Kishke

Kishke, also called kishka or stuffed derma, is a Jewish preparation traditionally cooked with the intestine of beef (the use of which has been banned in US since 1958) with a stuffing made of matzo meal or flour, spices and schmaltz. In the modern kishke recipe, the beef intestine or gut is often replaced with synthetic edible casings. Kishke, which is more commonly eaten as a standalone food, may sometimes also be used as an ingredient in Ashkenazi-style cholent.

 

Kishke Recipe: Ingredients Used and Popular Methods of Preparation

There are several traditional variations in the kishke recipe. Kishke can be made by stuffing the intestines with a mixture of flour, paprika, salt, oil and ground celery, onions, carrot, which are then baked. In other cases, the stuffing can be made with chicken fat or suet, onions, garlic, celery, carrot, matzo meal, salt, black pepper and hot paprika.

 

Serving Kishka

The baked kishkes are generally sliced and served as side dish with roasted chicken or pot roast dishes. Kishke in Eastern Europe is served for breakfast. In the Polish cuisine, kishke can be eaten grilled, cold or fried and when served hot, it is generally accompanied by sauerkraut, onions and potato.

 

Kishke Recipe: Popular Variations 

Kishkais popular all over Eastern Europe and in regions with immigrant communities from this part of Europe, and is also popular amongst the Ashkenazi Jews who cooked Kishke according to the Kashrut dietary rules. The traditional Eastern European kishka is made from pig’s blood and barley or buckwheat while the casing is made of pig intestine. Kishke can also be made from other organ meat like liver and different grain stuffing while the cooked versions can range differ in color from grey white to brown-orange based on the ingredients and the amount of paprika used.

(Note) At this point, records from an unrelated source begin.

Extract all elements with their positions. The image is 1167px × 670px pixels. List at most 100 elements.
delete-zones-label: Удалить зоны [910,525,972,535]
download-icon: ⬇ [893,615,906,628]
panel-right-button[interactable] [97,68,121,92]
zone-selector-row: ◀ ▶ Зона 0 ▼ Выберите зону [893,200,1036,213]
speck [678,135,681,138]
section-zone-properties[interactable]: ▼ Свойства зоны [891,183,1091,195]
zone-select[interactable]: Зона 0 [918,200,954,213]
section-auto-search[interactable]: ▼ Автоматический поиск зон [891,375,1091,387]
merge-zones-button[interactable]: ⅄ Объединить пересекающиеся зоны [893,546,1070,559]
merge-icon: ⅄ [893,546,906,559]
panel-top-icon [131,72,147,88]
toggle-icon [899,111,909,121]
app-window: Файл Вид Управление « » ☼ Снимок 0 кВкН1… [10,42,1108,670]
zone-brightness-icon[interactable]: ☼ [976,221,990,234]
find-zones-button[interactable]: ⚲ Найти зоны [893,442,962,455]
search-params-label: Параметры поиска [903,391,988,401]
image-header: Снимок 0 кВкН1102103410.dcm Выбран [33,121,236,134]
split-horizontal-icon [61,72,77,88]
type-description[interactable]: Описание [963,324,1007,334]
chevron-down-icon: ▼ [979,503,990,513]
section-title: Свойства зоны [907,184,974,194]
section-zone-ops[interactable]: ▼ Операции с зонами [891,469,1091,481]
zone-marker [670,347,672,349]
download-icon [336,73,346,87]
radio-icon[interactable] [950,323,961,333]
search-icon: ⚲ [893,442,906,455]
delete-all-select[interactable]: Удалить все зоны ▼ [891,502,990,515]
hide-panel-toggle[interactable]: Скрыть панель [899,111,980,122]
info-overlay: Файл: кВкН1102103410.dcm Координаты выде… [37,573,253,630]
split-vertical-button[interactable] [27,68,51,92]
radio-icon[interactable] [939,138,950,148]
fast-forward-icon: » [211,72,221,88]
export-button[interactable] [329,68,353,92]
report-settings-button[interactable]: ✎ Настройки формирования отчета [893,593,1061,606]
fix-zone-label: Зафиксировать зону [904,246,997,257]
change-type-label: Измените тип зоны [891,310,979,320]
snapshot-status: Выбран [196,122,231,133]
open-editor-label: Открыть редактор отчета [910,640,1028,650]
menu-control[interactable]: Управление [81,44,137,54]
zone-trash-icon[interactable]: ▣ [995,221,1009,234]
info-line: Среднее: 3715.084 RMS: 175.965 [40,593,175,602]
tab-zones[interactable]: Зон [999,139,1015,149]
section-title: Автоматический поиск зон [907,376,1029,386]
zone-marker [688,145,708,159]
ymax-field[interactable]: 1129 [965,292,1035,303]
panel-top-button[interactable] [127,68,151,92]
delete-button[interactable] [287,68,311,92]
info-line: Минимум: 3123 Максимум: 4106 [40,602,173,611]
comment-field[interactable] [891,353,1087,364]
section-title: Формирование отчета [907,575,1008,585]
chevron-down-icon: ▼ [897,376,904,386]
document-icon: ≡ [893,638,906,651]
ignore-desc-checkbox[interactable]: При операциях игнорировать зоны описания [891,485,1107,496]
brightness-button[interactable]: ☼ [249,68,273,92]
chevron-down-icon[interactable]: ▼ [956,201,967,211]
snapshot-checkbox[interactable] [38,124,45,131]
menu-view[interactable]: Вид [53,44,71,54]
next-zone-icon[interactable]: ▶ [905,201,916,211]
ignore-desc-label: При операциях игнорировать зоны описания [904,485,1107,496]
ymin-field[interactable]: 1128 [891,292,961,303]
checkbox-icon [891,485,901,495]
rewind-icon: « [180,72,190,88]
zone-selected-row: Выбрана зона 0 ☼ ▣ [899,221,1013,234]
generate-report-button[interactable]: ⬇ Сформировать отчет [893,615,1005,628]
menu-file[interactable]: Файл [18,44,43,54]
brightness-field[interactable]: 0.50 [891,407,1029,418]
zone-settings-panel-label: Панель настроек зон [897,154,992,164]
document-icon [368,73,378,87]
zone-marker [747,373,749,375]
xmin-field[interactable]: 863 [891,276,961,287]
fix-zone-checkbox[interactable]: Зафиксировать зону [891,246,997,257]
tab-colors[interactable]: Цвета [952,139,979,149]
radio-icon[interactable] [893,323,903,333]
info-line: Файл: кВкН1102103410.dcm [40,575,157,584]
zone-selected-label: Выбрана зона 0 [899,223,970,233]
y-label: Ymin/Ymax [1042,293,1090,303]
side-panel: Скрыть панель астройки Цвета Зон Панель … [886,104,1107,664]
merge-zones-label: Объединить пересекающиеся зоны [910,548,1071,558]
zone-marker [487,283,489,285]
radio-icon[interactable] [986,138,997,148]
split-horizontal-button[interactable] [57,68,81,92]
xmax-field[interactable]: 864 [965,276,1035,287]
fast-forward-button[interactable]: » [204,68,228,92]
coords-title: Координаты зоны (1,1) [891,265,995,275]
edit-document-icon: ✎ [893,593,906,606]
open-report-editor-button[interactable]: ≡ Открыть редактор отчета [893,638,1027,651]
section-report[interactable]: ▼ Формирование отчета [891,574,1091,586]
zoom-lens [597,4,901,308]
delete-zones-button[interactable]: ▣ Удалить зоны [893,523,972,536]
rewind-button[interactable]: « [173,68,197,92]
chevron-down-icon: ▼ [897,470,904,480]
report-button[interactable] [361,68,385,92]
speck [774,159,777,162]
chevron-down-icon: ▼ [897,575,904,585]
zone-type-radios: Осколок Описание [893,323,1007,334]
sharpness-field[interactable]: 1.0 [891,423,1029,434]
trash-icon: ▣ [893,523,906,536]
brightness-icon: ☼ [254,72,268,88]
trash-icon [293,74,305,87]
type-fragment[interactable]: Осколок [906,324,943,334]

There are non-traditional versions of kishke, which contain stuffings of chicken liver dices or rice or ground gizzards. Vegetarian versions of the kishke recipe are also gaining in popularity in the modern times. In the Ashkenazi-style cholent recipe, where kishke is used as an ingredient, the stuffed sausage is cooked overnight with the cholent or in salted water or baked and is either served over the assembled cholent or in a separately made thick gravy made of flour. The German Grützwurst, also called Kaszanka or kiszka is yet another version of kishke, which is a blood sausage  with stuffing made of pig offal, kasza made of buckwheat, barley or rice, black pepper, marjoram, onion, popular in Polish cuisine, and also eaten as krupńok in Silesia.